Dr. Ajay Panchbhai, senior manager of IRRI Tech Transfer, spoke on how they are working to support these goals through education and collaboration.
“IRRI, through IRRI SARC’s Centre of Excellence in Rice Value Addition (CERVA), is offering validation and analytical services for assessing rice grain quality; models for research and development collaboration by way of a consortium; training programs and similarly grain quality and nutritional consultancy services to private sector partners in South Asia,” Panchbhai said.
IRRI SARC fosters South-South cooperation in rice and rice science as a platform working toward strengthening public-private partnerships in agriculture, optimizing technology, resource inputs, processing and market promotion, risk management, knowledge exchange, and training for key stakeholders.
The symposium featured technical sessions on grain quality assessment, sensory evaluation and areas of rice market research, delivered by IRRI experts and grain quality scientists from India, Bangladesh, and Nepal, and also from private sector leaders in the agri-food value chain, rice seed industry, millers, exporters, and FMCG.
Dr.
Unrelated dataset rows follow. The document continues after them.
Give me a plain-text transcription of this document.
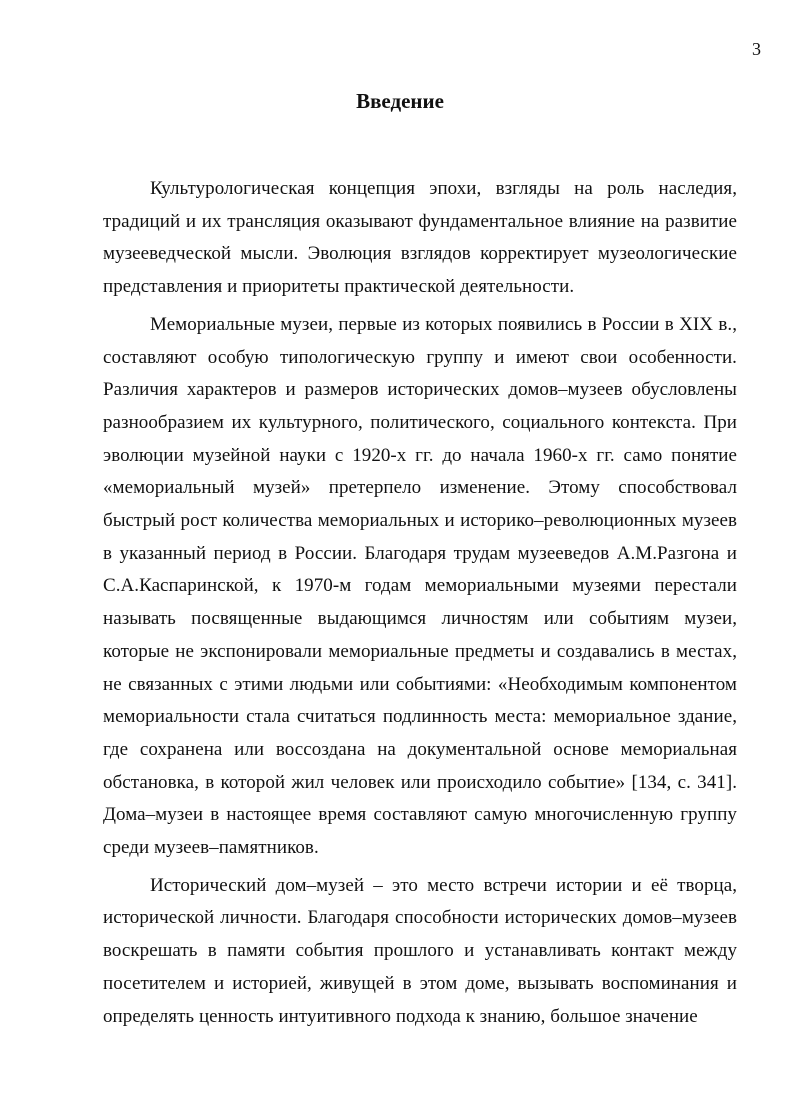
3
Введение

Культурологическая концепция эпохи, взгляды на роль наследия, традиций и их трансляция оказывают фундаментальное влияние на развитие музееведческой мысли. Эволюция взглядов корректирует музеологические представления и приоритеты практической деятельности.

Мемориальные музеи, первые из которых появились в России в XIX в., составляют особую типологическую группу и имеют свои особенности. Различия характеров и размеров исторических домов–музеев обусловлены разнообразием их культурного, политического, социального контекста. При эволюции музейной науки с 1920-х гг. до начала 1960-х гг. само понятие «мемориальный музей» претерпело изменение. Этому способствовал быстрый рост количества мемориальных и историко–революционных музеев в указанный период в России. Благодаря трудам музееведов А.М.Разгона и С.А.Каспаринской, к 1970-м годам мемориальными музеями перестали называть посвященные выдающимся личностям или событиям музеи, которые не экспонировали мемориальные предметы и создавались в местах, не связанных с этими людьми или событиями: «Необходимым компонентом мемориальности стала считаться подлинность места: мемориальное здание, где сохранена или воссоздана на документальной основе мемориальная обстановка, в которой жил человек или происходило событие» [134, с. 341]. Дома–музеи в настоящее время составляют самую многочисленную группу среди музеев–памятников.

Исторический дом–музей – это место встречи истории и её творца, исторической личности. Благодаря способности исторических домов–музеев воскрешать в памяти события прошлого и устанавливать контакт между посетителем и историей, живущей в этом доме, вызывать воспоминания и определять ценность интуитивного подхода к знанию, большое значение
Vijay Kumar Rajoli, Rice - R&D lead for Bioseed Research India Pvt Ltd. highlighted constraints being faced by the hybrid rice seed industry in India, like higher seed cost, less preferred grain quality, and moderate levels of yield gains. He emphasized the need to develop high yielding rice hybrid varieties with acceptable grain quality.
“There is need to have diversified germplasm to develop suitable rice varieties that can cater to needs of Bangladeshi farmers,” said Afzal Husain, senior general manager, Metal Agro Limited. “More intensive training of key stakeholders in advanced technologies will help in bridging rice production gaps in the country.”
Discussions were also held on opportunities for collaboration on advanced research and training for value addition in rice-based agri food systems, seed and grain quality enhancement, and rice breeding.
The symposium also included a visit to CERVA’s suite of laboratories for grain quality assessment, nutritional value, and sensory evaluations for grain taste, texture, and aroma; and a field tour to IRRI’s demonstration field, showcasing the genetic diversity of some of the traditional rice varieties being grown.